Lemma 1. For each $\varepsilon \in (0,1)$, there is a universal $R(\varepsilon)$ with the following property. For any $m$ and any convex $C \subset \mathbb{R}^m$ satisfying $\gamma_m(C) > \varepsilon$, we have $\int_{\mathbb{R}^m}||s||_C \gamma_m(ds) \leq R(\varepsilon)$.

We say that an $\mathbb{R}^m$-valued random variable $Y = (Y_1,\ldots,Y_m)$ is subgaussian if $\mathbb{E}[e^{ \sum_{i=1}^m a_i Y_i } ] \leq e^{ \frac{1}{2} \sum_{i=1}^m a_i^2} $ for all $a_1,\ldots,a_m \in \mathbb{R}$. We have the following generalisation:

Lemma 2. For each $\varepsilon \in (0,1)$, there is a universal $S(\varepsilon)$ with the following property. For any $m$ and any convex set $C$ satisfying $\gamma_m(C) > \varepsilon$, and any $Y$ subgaussian, we have $\mathbb{E}[||Y||_C] \leq S(\varepsilon)$.
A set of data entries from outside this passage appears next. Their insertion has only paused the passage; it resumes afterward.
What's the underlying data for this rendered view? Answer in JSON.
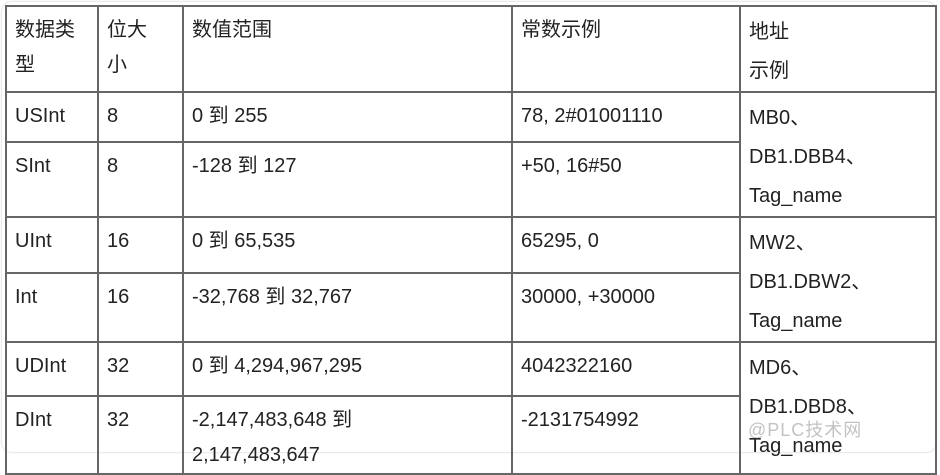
{
  "headers": [
    "数据类型",
    "位大小",
    "数值范围",
    "常数示例",
    "地址示例"
  ],
  "header_lines": {
    "type": [
      "数据类",
      "型"
    ],
    "bits": [
      "位大",
      "小"
    ],
    "address": [
      "地址",
      "示例"
    ]
  },
  "rows": [
    {
      "type": "USInt",
      "bits": "8",
      "range": [
        "0 到 255"
      ],
      "example": "78, 2#01001110"
    },
    {
      "type": "SInt",
      "bits": "8",
      "range": [
        "-128 到 127"
      ],
      "example": "+50, 16#50"
    },
    {
      "type": "UInt",
      "bits": "16",
      "range": [
        "0 到 65,535"
      ],
      "example": "65295, 0"
    },
    {
      "type": "Int",
      "bits": "16",
      "range": [
        "-32,768 到 32,767"
      ],
      "example": "30000, +30000"
    },
    {
      "type": "UDInt",
      "bits": "32",
      "range": [
        "0 到 4,294,967,295"
      ],
      "example": "4042322160"
    },
    {
      "type": "DInt",
      "bits": "32",
      "range": [
        "-2,147,483,648 到",
        "2,147,483,647"
      ],
      "example": "-2131754992"
    }
  ],
  "addresses": [
    [
      "MB0、",
      "DB1.DBB4、",
      "Tag_name"
    ],
    [
      "MW2、",
      "DB1.DBW2、",
      "Tag_name"
    ],
    [
      "MD6、",
      "DB1.DBD8、",
      "Tag_name"
    ]
  ],
  "watermark": "@PLC技术网"
}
Talagrand implies that the latter lemma follows from results in another paper of his:

Talagrand, Michel, Regularity of Gaussian processes, Acta Math. 159, No. 1-2, 99-149 (1987). ZBL0712.60044.

However, I wasn't able to find a statement like Lemma 2 in the latter.

I'd be very grateful if someone could point me to a reference, or even a proof!